Analysten erwarten deutlichen Gewinnanstieg

Der Allianz-Konzern erntet erste Früchte seiner Sanierung

VonCaspar Busse (Handelsblatt)

Der Allianz-Konzern, Europas größter Versicherer, steuert im gerade angelaufenen Geschäftsjahr 2005 auf Erholungskurs. Analysten erwarten eine weitere deutliche Verbesserung der Ertragslage. Im Konzern selbst heißt es, der Fokus liege 2005 auf einer weiteren Verzahnung zwischen den Bank- und Versicherungsaktivitäten.

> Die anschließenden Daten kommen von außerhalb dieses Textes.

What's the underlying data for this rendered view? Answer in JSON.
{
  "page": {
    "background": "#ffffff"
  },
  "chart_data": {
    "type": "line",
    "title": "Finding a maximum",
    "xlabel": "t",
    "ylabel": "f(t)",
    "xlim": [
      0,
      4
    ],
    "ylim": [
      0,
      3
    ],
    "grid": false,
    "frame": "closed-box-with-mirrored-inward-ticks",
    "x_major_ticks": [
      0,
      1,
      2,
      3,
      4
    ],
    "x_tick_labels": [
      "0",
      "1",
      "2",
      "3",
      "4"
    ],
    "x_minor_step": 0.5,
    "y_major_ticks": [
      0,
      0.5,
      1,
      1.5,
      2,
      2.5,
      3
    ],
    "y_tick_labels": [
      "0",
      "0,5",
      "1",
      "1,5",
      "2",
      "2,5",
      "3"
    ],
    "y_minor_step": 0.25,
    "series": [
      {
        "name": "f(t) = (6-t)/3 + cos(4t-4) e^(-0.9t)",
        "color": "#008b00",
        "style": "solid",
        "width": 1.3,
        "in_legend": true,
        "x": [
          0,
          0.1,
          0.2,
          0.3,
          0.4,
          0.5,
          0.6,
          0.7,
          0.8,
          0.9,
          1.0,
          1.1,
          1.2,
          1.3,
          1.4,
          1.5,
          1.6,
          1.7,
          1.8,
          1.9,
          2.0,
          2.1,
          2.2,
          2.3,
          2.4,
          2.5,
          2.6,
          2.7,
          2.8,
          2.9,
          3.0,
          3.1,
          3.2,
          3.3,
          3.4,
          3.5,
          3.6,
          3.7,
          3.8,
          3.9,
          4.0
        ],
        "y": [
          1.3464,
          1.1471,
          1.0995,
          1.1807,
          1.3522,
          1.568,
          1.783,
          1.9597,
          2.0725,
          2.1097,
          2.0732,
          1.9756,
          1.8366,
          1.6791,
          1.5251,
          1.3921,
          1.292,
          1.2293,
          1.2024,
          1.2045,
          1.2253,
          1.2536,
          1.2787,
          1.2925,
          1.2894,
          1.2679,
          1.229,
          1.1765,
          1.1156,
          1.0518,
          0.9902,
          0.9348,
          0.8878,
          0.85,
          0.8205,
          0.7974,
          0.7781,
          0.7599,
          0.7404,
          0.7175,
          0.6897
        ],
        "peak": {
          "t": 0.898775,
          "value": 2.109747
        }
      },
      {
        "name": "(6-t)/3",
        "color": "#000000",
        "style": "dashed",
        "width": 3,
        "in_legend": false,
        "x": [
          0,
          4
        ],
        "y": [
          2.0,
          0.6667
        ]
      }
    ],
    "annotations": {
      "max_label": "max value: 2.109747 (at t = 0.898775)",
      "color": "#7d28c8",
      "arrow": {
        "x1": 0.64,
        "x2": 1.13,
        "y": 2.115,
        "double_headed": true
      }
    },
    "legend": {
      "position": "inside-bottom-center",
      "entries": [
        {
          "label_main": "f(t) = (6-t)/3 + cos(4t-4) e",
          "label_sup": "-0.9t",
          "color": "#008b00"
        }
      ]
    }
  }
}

MÜNCHEN. Die Allianz will in den nächsten zwölf Monaten rund 300 000 ihrer Versicherungskunden auch für die Tochter Dresdner Bank gewinnen.

Konzernchef Michael Diekmann, der seit April 2003 an der Spitze der Allianz steht, kann damit die ersten Früchte seiner Sanierungsarbeit ernten. Der 50-Jährige hatte einen strikten Sparkurs eingeschlagen und alle Geschäftsbereiche auf die Verbesserung der Profitabilität eingeschworen. Einige nicht ertragreichen Regionalgesellschaften wurden abgestoßen. Die großen Verlustbringer des Konzerns sanierte er: die französische Tochter AGF, den US-Sachversicherer Fireman’s Fund, das Industriegeschäft AGR und die Dresdner Bank. Die Tochtergesellschaften werden nach Analystenschätzungen 2005 wieder deutliche Gewinne an die Konzernmutter in München abliefern.

Zudem sinkt im Konzern die Combined Ratio, also das Verhältnis von Schäden und Kosten zu Beiträgen, in nahezu allen Bereichen deutlich unter die wichtige Marke von 100 Prozent. Damit wird im klassischen Versicherungsgeschäft Geld verdient. Von Belastungen aus dem verheerenden Seebeben in Südasien blieb der Konzern zudem weitgehend verschont.

Gleichzeitig will Konzernchef Diekmann nun über die Landesgesellschaften hinweg Synergien heben. Mario Greco, Chef der Italien-Tochter RAS und ab April Mitglied des Konzernvorstands, kümmert sich weltweit um den Bereich Lebensversicherungen, Enrico Cucchiani, Chef von Lloyd Adriatico, um Sachversicherungen.